1003. Athlete Care and Clinical Medicine - age group and gender issues Scientific Abstract

1745 - Cardiac Remodeling In Child And Adolescent Athletes In Association With Sport Discipline And Sex.

Session Type
Free Communication/Poster
Session Name
C-48 - Cardiovascular
Session Category Text
Athlete Care and Clinical Medicine
Disclosures
 P. Brecht: None.

Abstract

Continuous high training loads are associated with structural cardiac adaptations and development of an athletic heart in adult athletes, especially in sport disciplines with high dynamic training components. In child and adolescent athletes these effects are increasingly reported. However, study populations are still very small. PURPOSE: To determine cardiac dimensions indicating cardiac remodeling in child and adolescent athletes.
METHODS: M Mode echocardiographs of 1021 athletes (m 575, f 446; 8-18 yrs; body surface area (BSA) 0.88-2.0 m²) from 19 sport disciplines were analyzed retrospectively. Sport disciplines were clustered into 9 groups according to Mitchell, categorizing sports by components of dynamic and static training loads. Groups were analyzed separately. Previous organized sporting experience (at least 3-13 yrs) was a requirement for inclusion. Left ventricular diameter (LVEDD), interventricular septal (IVS) and posterior wall (PW) thickness at end-diastole were analyzed and compared to cardiac z Scores (zS) for central European children. Deviations from normal mean (zS = 0) were defined as difference. Data was analyzed descriptively (median ± SD), Bland-Altman analysis was performed.

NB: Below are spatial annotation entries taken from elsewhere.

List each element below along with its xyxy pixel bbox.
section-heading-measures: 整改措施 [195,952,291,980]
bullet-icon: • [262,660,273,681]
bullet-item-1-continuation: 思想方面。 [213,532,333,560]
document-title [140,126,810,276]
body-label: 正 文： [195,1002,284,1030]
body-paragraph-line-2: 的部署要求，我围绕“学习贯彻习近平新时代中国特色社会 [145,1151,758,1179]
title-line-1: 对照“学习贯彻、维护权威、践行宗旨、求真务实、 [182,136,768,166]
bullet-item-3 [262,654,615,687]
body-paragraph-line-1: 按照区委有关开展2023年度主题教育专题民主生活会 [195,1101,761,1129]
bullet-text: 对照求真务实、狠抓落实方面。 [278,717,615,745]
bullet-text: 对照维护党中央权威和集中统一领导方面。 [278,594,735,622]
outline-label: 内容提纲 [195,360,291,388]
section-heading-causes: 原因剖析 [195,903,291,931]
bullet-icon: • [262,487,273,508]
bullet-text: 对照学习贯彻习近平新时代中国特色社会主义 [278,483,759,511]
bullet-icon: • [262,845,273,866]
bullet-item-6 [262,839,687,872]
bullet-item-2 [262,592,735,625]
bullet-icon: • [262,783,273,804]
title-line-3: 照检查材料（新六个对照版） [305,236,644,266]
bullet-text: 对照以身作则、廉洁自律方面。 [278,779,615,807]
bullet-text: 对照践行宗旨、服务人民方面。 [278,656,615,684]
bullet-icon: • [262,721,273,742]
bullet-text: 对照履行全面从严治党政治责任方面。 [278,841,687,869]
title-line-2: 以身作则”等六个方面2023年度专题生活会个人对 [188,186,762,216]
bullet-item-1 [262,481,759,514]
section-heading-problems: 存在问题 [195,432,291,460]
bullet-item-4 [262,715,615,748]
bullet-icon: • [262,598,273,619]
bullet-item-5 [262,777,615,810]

RESULTS: For all analyzed parameters, athletic children and adolescents showed higher median zS though large deviations from the normal mean (zS>1.88) were only seen in single cases. Differences in sport discipline and sex were discovered. Throughout all disciplines, boys showed higher zS compared to girls (LVEDD 0.48±0.96 vs 0.22±0.92; IVS 0.47±0.99 vs 0.29±1.05; PW 0.53±0.76 vs 0.08±0.76), especially in disciplines with high dynamic training loads (Mitchel C I-III). Additionally, high zS were observed in the group of athletes with the highest static and low dynamic training load (Mitchell A III). CONCLUSIONS: Cardiac remodeling in response to athletic training starts at a young age, especially in boys exposed to high dynamic as well as static training loads. The development of zS for young athletes is essential to determine whether zS above the mean in this group are physiological adaptations or the beginning of pathologies. Differences between boys and girls and the high zS in boys with high static training loads indicate an association between fat free mass and cardiac dimensions stronger than BSA.